L’Italia dovrebbe fare di più su Hong Kong?

L’Italia è inesistente in politica estera, su qualsiasi scenario. Ho l’impressione che ci siamo dimenticati perfino di essere un Paese del G7.

Come mai?

Penso che alla Farnesina abbiano disimparato a studiare la storia e la geografia. Ogni tanto bisognerebbe fornire ai ministri che passano di lì una cartina geografica e fargli capire com’è fatto quantomeno il Mediterraneo. Inoltre, c’è una drammatica carenza nell’utilizzo dello strumento militare: se avessimo fatto passare due AV-8 sulle posizioni di Haftar minacciando di bombardarlo se avesse continuato l’avanzata, avremmo evitato l’intervento turco, non avremmo sparato un colpo e avremmo ottenuto lo stesso risultato.

E l’articolo 11 della Costituzione?

Ci dichiariamo sempre contro la guerra anche se poi ne abbiamo fatte in questi anni, ma sembra non se ne sia accorto nessuno. Con questa posizione ideologica stupida abbiamo perso un’altra drammatica occasione dopo quella in Siria.

Oggi Lia Quartapelle, capogruppo del Partito democratico in commissione Esteri, ha annunciato a Formiche.net la presentazione di una mozione per chiedere al governo italiano di impegnarsi nel non legittimare Aleksander Lukashenko. È la strada giusta?
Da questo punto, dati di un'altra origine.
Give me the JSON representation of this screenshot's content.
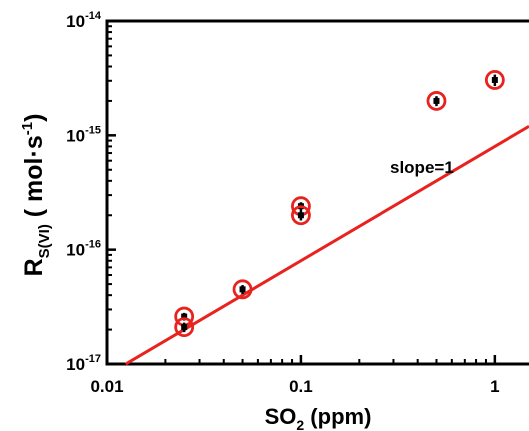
{
  "chart_data": {
    "type": "scatter",
    "x_scale": "log",
    "y_scale": "log",
    "xlim": [
      0.01,
      1.5
    ],
    "ylim": [
      1e-17,
      1e-14
    ],
    "x_ticks": [
      {
        "value": 0.01,
        "label": "0.01"
      },
      {
        "value": 0.1,
        "label": "0.1"
      },
      {
        "value": 1,
        "label": "1"
      }
    ],
    "y_ticks": [
      {
        "value": 1e-17,
        "base": "10",
        "exp": "-17"
      },
      {
        "value": 1e-16,
        "base": "10",
        "exp": "-16"
      },
      {
        "value": 1e-15,
        "base": "10",
        "exp": "-15"
      },
      {
        "value": 1e-14,
        "base": "10",
        "exp": "-14"
      }
    ],
    "xlabel": {
      "main": "SO",
      "sub": "2",
      "rest": " (ppm)"
    },
    "ylabel": {
      "main": "R",
      "sub": "S(VI)",
      "rest": " ( mol·s",
      "sup": "-1",
      "close": ")"
    },
    "annotation": "slope=1",
    "points": [
      {
        "x": 0.025,
        "y": 2.6e-17,
        "err": 2e-18
      },
      {
        "x": 0.025,
        "y": 2.1e-17,
        "err": 2e-18
      },
      {
        "x": 0.05,
        "y": 4.5e-17,
        "err": 4e-18
      },
      {
        "x": 0.1,
        "y": 2.4e-16,
        "err": 2e-17
      },
      {
        "x": 0.1,
        "y": 2e-16,
        "err": 2e-17
      },
      {
        "x": 0.5,
        "y": 2e-15,
        "err": 2e-16
      },
      {
        "x": 1.0,
        "y": 3.05e-15,
        "err": 3.5e-16
      }
    ],
    "fit_line": {
      "slope": 1,
      "x": [
        0.0125,
        1.5
      ],
      "y": [
        1e-17,
        1.2e-15
      ]
    },
    "colors": {
      "marker": "#e8221e",
      "fit": "#e8221e",
      "error_bar": "#000000",
      "axis": "#000000"
    }
  }
}
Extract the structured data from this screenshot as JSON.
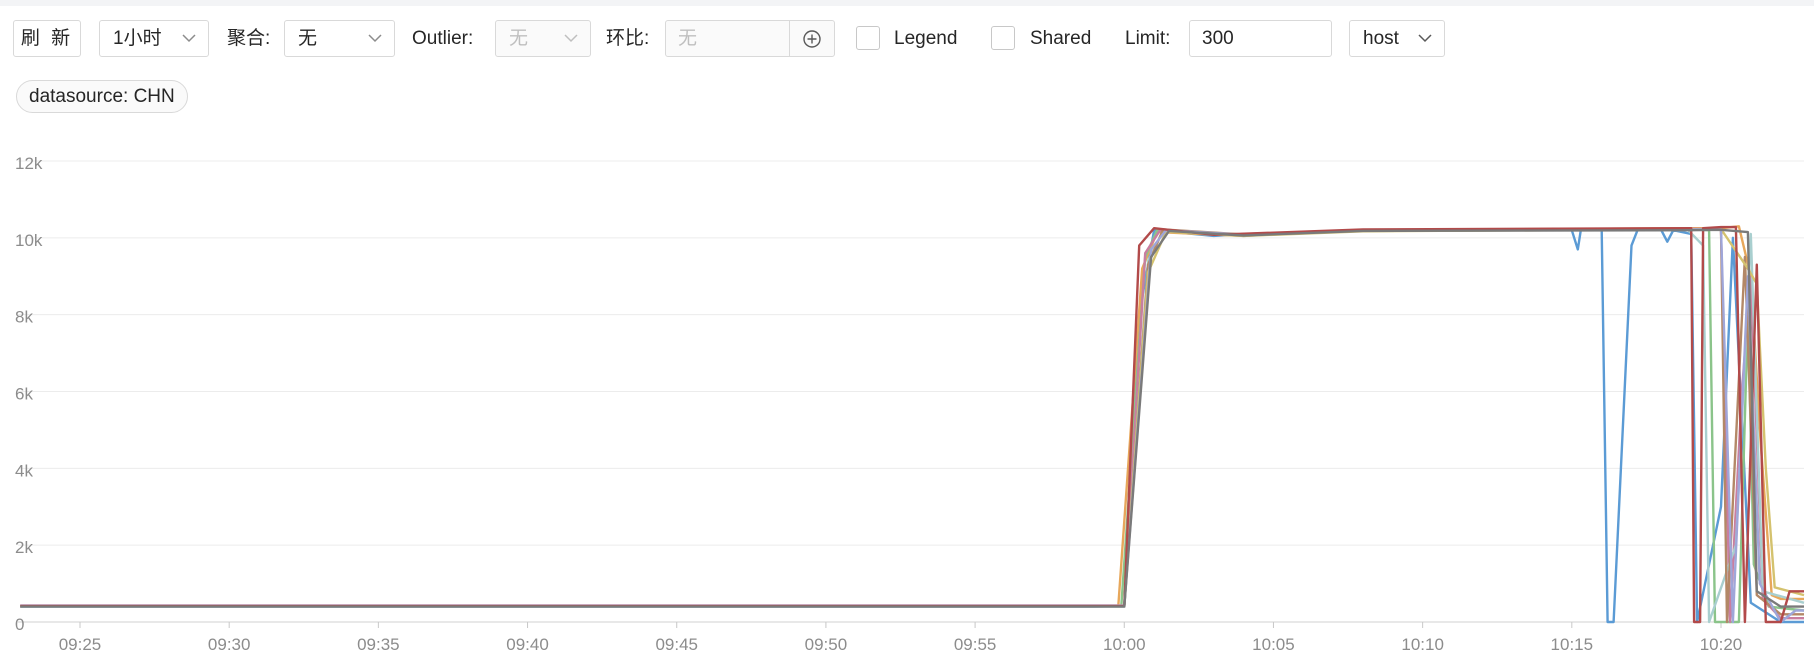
{
  "toolbar": {
    "refresh_label": "刷 新",
    "time_range": "1小时",
    "aggregate_label": "聚合:",
    "aggregate_value": "无",
    "outlier_label": "Outlier:",
    "outlier_value": "无",
    "ratio_label": "环比:",
    "ratio_placeholder": "无",
    "legend_label": "Legend",
    "shared_label": "Shared",
    "limit_label": "Limit:",
    "limit_value": "300",
    "group_by": "host",
    "icons": [
      "chevron-down-icon",
      "add-circle-icon"
    ]
  },
  "filters": {
    "datasource_tag": "datasource: CHN"
  },
  "chart_data": {
    "type": "line",
    "title": "",
    "xlabel": "",
    "ylabel": "",
    "grid": true,
    "legend": "none",
    "ylim": [
      0,
      12000
    ],
    "y_ticks": [
      0,
      2000,
      4000,
      6000,
      8000,
      10000,
      12000
    ],
    "y_tick_labels": [
      "0",
      "2k",
      "4k",
      "6k",
      "8k",
      "10k",
      "12k"
    ],
    "x_range": [
      "09:23",
      "10:23"
    ],
    "x_ticks": [
      "09:25",
      "09:30",
      "09:35",
      "09:40",
      "09:45",
      "09:50",
      "09:55",
      "10:00",
      "10:05",
      "10:10",
      "10:15",
      "10:20"
    ],
    "series_colors": [
      "#5b9bd5",
      "#e7a75b",
      "#8bc48a",
      "#c97ea0",
      "#a9cfcf",
      "#b38867",
      "#d4c26e",
      "#9fa6d9",
      "#b24a4a",
      "#7a7a7a"
    ],
    "series": [
      {
        "color": "#5b9bd5",
        "points": [
          [
            "09:23",
            400
          ],
          [
            "09:59",
            400
          ],
          [
            "10:00",
            420
          ],
          [
            "10:00.5",
            8000
          ],
          [
            "10:01",
            10200
          ],
          [
            "10:03",
            10050
          ],
          [
            "10:04",
            10100
          ],
          [
            "10:08",
            10200
          ],
          [
            "10:15",
            10200
          ],
          [
            "10:15.2",
            9700
          ],
          [
            "10:15.3",
            10200
          ],
          [
            "10:16",
            10200
          ],
          [
            "10:16.2",
            0
          ],
          [
            "10:16.4",
            0
          ],
          [
            "10:17",
            9800
          ],
          [
            "10:17.2",
            10200
          ],
          [
            "10:18",
            10200
          ],
          [
            "10:18.2",
            9900
          ],
          [
            "10:18.4",
            10200
          ],
          [
            "10:19",
            10100
          ],
          [
            "10:19.2",
            0
          ],
          [
            "10:20",
            3000
          ],
          [
            "10:20.4",
            10000
          ],
          [
            "10:21",
            500
          ],
          [
            "10:22",
            0
          ],
          [
            "10:23",
            0
          ]
        ]
      },
      {
        "color": "#e7a75b",
        "points": [
          [
            "09:23",
            420
          ],
          [
            "09:59.8",
            420
          ],
          [
            "10:00.6",
            9200
          ],
          [
            "10:01.1",
            10150
          ],
          [
            "10:04",
            10050
          ],
          [
            "10:08",
            10200
          ],
          [
            "10:19",
            10250
          ],
          [
            "10:20",
            10250
          ],
          [
            "10:20.6",
            10300
          ],
          [
            "10:21",
            9000
          ],
          [
            "10:21.3",
            5000
          ],
          [
            "10:21.7",
            700
          ],
          [
            "10:22",
            600
          ],
          [
            "10:23",
            600
          ]
        ]
      },
      {
        "color": "#8bc48a",
        "points": [
          [
            "09:23",
            410
          ],
          [
            "09:59.9",
            410
          ],
          [
            "10:00.7",
            9500
          ],
          [
            "10:01.1",
            10200
          ],
          [
            "10:04",
            10080
          ],
          [
            "10:08",
            10180
          ],
          [
            "10:19",
            10220
          ],
          [
            "10:19.6",
            10200
          ],
          [
            "10:19.8",
            0
          ],
          [
            "10:20.6",
            0
          ],
          [
            "10:20.9",
            8000
          ],
          [
            "10:21.1",
            1500
          ],
          [
            "10:21.6",
            400
          ],
          [
            "10:23",
            300
          ]
        ]
      },
      {
        "color": "#c97ea0",
        "points": [
          [
            "09:23",
            430
          ],
          [
            "10:00",
            430
          ],
          [
            "10:00.7",
            9600
          ],
          [
            "10:01.2",
            10200
          ],
          [
            "10:04",
            10060
          ],
          [
            "10:08",
            10210
          ],
          [
            "10:19",
            10230
          ],
          [
            "10:20",
            10230
          ],
          [
            "10:20.3",
            0
          ],
          [
            "10:20.7",
            6000
          ],
          [
            "10:21",
            9000
          ],
          [
            "10:21.4",
            600
          ],
          [
            "10:22",
            100
          ],
          [
            "10:23",
            100
          ]
        ]
      },
      {
        "color": "#a9cfcf",
        "points": [
          [
            "09:23",
            400
          ],
          [
            "10:00",
            400
          ],
          [
            "10:00.8",
            9400
          ],
          [
            "10:01.3",
            10180
          ],
          [
            "10:04",
            10070
          ],
          [
            "10:08",
            10190
          ],
          [
            "10:18",
            10200
          ],
          [
            "10:18.9",
            10200
          ],
          [
            "10:19.4",
            9800
          ],
          [
            "10:19.6",
            0
          ],
          [
            "10:20.5",
            2000
          ],
          [
            "10:21",
            10100
          ],
          [
            "10:21.4",
            800
          ],
          [
            "10:23",
            500
          ]
        ]
      },
      {
        "color": "#b38867",
        "points": [
          [
            "09:23",
            420
          ],
          [
            "10:00",
            420
          ],
          [
            "10:00.8",
            9300
          ],
          [
            "10:01.3",
            10220
          ],
          [
            "10:04",
            10090
          ],
          [
            "10:08",
            10200
          ],
          [
            "10:19",
            10210
          ],
          [
            "10:20",
            10250
          ],
          [
            "10:20.2",
            0
          ],
          [
            "10:20.8",
            9500
          ],
          [
            "10:21.2",
            700
          ],
          [
            "10:22",
            200
          ],
          [
            "10:23",
            200
          ]
        ]
      },
      {
        "color": "#d4c26e",
        "points": [
          [
            "09:23",
            410
          ],
          [
            "10:00",
            410
          ],
          [
            "10:00.8",
            9100
          ],
          [
            "10:01.4",
            10160
          ],
          [
            "10:04",
            10050
          ],
          [
            "10:08",
            10170
          ],
          [
            "10:19",
            10220
          ],
          [
            "10:20",
            10230
          ],
          [
            "10:20.9",
            9200
          ],
          [
            "10:21.2",
            8800
          ],
          [
            "10:21.5",
            4000
          ],
          [
            "10:21.8",
            900
          ],
          [
            "10:23",
            700
          ]
        ]
      },
      {
        "color": "#9fa6d9",
        "points": [
          [
            "09:23",
            420
          ],
          [
            "10:00",
            420
          ],
          [
            "10:00.9",
            9700
          ],
          [
            "10:01.4",
            10200
          ],
          [
            "10:04",
            10080
          ],
          [
            "10:08",
            10200
          ],
          [
            "10:19",
            10220
          ],
          [
            "10:20",
            10220
          ],
          [
            "10:20.4",
            0
          ],
          [
            "10:20.9",
            9000
          ],
          [
            "10:21.3",
            1000
          ],
          [
            "10:22",
            0
          ],
          [
            "10:22.5",
            300
          ],
          [
            "10:23",
            300
          ]
        ]
      },
      {
        "color": "#b24a4a",
        "points": [
          [
            "09:23",
            410
          ],
          [
            "10:00",
            410
          ],
          [
            "10:00.5",
            9800
          ],
          [
            "10:01",
            10250
          ],
          [
            "10:03",
            10080
          ],
          [
            "10:08",
            10220
          ],
          [
            "10:19",
            10250
          ],
          [
            "10:19.1",
            0
          ],
          [
            "10:19.3",
            0
          ],
          [
            "10:19.4",
            10250
          ],
          [
            "10:20",
            10280
          ],
          [
            "10:20.5",
            10280
          ],
          [
            "10:20.8",
            0
          ],
          [
            "10:21.2",
            9300
          ],
          [
            "10:21.5",
            0
          ],
          [
            "10:22",
            0
          ],
          [
            "10:22.3",
            800
          ],
          [
            "10:23",
            800
          ]
        ]
      },
      {
        "color": "#7a7a7a",
        "points": [
          [
            "09:23",
            400
          ],
          [
            "10:00",
            400
          ],
          [
            "10:00.9",
            9500
          ],
          [
            "10:01.5",
            10180
          ],
          [
            "10:04",
            10060
          ],
          [
            "10:08",
            10180
          ],
          [
            "10:19",
            10200
          ],
          [
            "10:20",
            10210
          ],
          [
            "10:20.9",
            10150
          ],
          [
            "10:21.2",
            800
          ],
          [
            "10:22",
            400
          ],
          [
            "10:23",
            400
          ]
        ]
      }
    ]
  }
}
Sulle rivoluzioni nei Paesi orientali qualche errore a mio avviso è stato anche fatto. La storia ucraina non è stata scritta esattamente per come noi l’abbiamo percepita. Piazza Maidan ha rappresentato una rivoluzione cosiddetta democratica contro un potere ottuso e probabilmente anche corrotto. Ma dopo la caduta del Muro qualche attenzione e qualche rispetto nei confronti di quella che è la geopolitica, ovvero anche gli interessi della Russia successivi allo smantellamento dell’Unione sovietica e del suo sistema di potere, potevano essere curati. Aver pensato che l’Ucraina entrasse in orbita dall’Unione europea e della Nato senza i dovuti passaggi e aver affrettato questo processo è stato un errore da parte delle cancelliere occidentali, non so quanto consapevolmente o inconsapevolmente.

È un ragionamento che applicherebbe anche alla Bielorussia?

La Bielorussia ha sicuramente un regime non democratico e una vasta area di opposizione ancora tutta da capire ma che si sta manifestando con grande coraggio. Ma anche lì bisogna capire i processi, la storia, il Paese. Affrettare decisioni e prese di posizione alle volte può diventare pericoloso.

Come bisognerebbe agire quindi?

Serve ricordarsi che uno dei protagonisti dell’equilibrio è la Russia. Se ci occupassimo della Bielorussia escludendo la Russia faremmo ancora una volta un errore clamoroso e fondamentale. Anche Vladimir Putin (il presidente russo, ndr) probabilmente è in grande imbarazzo per Lukashenko. Ma per un interesse geostrategico è obbligato a difendere quello che sembra essere l’ultimo dittatore d’Europa.

Facciamo un passo indietro. Lei lamenta che la politica estera sia sparita dai radar in Italia.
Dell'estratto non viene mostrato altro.